Migrating RPM deployment

  1. Install OpenIAM on the production server using the same rpm file that you used on the non-production server. This will take care of installing same versions of infrastructure stack and OpenIAM jar/war files.

  2. Migrate DB (optional). You should decide if you want to migrate DB or start from scratch. If you decide to migrate DB you should clear test data (users,roles,groups etc.) before start, otherwise it will clog up production. that was created during UAT (User Acceptance Testing). Based on database type use migration tool. mysqldump for mariadb; pg_dump for postgresql etc.

    1. Export data from openiam database into file (ex for mariadb: mysqldump -uroot -pRootPassword openiam --ignore-table=openiam.DATA_WORKFLOW_RPT_VIEW --ignore-table=openiam.WORKFLOW_STATUS_RPT_VIEW > /tmp/openiam.sql)
    2. Import data into prod database (ex for mariadb: mysql -uroot -pRootPassword openiam < /tmp/openiam.sql).
    3. During DB migration, we do not migrate sensitive data. To clear sensitive data in DB by following SQL
      UPDATE LOGIN SET PASSWORD='passwd00';
      DELETE FROM USER_KEY;
      UPDATE MANAGED_SYS SET PSWD = NULL;
      UPDATE SYNCH_CONFIG SET SRC_PASSWORD = NULL;
      DELETE FROM PWD_HISTORY;
      DELETE FROM USER_IDENTITY_ANS;
      DELETE FROM OAUTH_TOKEN;
      DELETE FROM USER_TOKEN;
      DELETE FROM AUTH_STATE_AUTH_PARAM_XREF;
      DELETE FROM USER_AUTH_PARAM;
    4. Restart httpd service.
    5. You will need to re-input password in managed systems, SMTP configuration, sync configurations (RDBMS adapters only). User's password will be reset to default passwd00.
  3. Migrate groovy scripts. Zip directory /usr/local/openiam/conf/iamscripts and copy over to prod server and unzip with replacement into the same directory in prod server. If scripts contain hardcoded object IDs good practice would be to avoid it, at least for not out-of-the-box IDs. In case you must use hardcoded IDs: start OpenIAM, create needed objects, pick up new IDs and replace in groovy scripts accordingly. If you did DB migration, then DB objects will keep same IDs. You can continue using those IDs in groovies.

  4. Migrate activiti xml file if any changes were done in workflow files. Zip directory /usr/local/openiam/conf/activiti and copy over to prod server and unzip with replacement into the same directory in prod server.

  5. Start OpenIAM on prod server. Run command in ssh terminal to rebuild graph. curl http://127.0.0.1:9080/openiam-esb/authmanager/rebuildGraph

  6. Login, and create new content provider.

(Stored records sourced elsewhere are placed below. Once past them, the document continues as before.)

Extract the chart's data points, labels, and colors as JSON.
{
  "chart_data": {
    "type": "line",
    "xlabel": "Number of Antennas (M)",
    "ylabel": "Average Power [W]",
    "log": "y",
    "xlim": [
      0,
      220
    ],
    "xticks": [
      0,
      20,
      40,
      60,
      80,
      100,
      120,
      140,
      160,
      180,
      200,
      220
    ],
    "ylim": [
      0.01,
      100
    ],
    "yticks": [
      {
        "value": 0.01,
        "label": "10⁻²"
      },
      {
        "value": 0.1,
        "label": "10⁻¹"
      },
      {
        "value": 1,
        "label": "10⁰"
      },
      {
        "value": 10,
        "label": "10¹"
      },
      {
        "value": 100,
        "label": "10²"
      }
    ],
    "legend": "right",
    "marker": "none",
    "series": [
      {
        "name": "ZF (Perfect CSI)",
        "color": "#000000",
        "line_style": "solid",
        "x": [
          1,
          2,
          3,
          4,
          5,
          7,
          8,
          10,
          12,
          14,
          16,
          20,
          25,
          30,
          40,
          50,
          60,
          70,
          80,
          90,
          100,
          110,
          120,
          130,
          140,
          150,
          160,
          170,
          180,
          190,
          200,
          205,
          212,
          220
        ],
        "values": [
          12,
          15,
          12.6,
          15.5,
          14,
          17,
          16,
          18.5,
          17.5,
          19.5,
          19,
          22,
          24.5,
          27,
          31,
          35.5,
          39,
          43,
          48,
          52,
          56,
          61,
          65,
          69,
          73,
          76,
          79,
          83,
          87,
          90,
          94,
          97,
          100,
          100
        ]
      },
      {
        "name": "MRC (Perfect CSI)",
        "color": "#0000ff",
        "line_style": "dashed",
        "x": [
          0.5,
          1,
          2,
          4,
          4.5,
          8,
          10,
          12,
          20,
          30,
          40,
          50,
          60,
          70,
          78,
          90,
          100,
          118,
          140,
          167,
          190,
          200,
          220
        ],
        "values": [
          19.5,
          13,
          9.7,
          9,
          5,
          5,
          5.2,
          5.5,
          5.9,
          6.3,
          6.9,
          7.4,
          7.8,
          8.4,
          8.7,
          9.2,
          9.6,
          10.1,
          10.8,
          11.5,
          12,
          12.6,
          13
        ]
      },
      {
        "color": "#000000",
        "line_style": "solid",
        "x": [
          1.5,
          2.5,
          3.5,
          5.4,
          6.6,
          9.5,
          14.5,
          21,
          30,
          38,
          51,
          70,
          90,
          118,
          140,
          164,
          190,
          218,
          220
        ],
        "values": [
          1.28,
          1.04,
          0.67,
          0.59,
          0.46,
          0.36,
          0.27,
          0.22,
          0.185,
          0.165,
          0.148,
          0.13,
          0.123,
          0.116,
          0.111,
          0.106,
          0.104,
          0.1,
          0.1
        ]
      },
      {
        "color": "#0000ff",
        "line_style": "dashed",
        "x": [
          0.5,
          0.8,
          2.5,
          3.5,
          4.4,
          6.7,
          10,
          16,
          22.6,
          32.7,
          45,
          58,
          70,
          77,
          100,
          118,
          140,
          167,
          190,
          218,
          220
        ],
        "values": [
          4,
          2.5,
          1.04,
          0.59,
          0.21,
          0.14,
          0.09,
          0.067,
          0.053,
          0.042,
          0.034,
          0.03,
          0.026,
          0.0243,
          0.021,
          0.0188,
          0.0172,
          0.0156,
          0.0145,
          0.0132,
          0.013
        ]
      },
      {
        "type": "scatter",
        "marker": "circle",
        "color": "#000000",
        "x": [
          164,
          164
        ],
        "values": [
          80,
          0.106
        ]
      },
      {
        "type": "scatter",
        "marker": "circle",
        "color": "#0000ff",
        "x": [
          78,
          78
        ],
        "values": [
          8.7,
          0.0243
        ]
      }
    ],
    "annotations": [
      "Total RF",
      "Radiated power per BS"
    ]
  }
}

  7. Option with DB migration

    1. delete content provider for non-prod URL.
    2. Validate managed systems connection parameters, very possible that you should change non prod target applications URL to prod. Check service accounts to be aligned with prod.
    3. Validate SMTP configuration to be aligned with prod configuration.
    4. Validate authentication providers, if any certificates from target systems were issued for non-prod server, you should initiate re-issue and upload valid certificates.
  8. Option without DB migration

    1. migrate all UI configurations from non-prod: managed system configurations, synchronizations, batch tasks, auth providers etc.
    2. if required created access roles, create admin users and grant them proper access.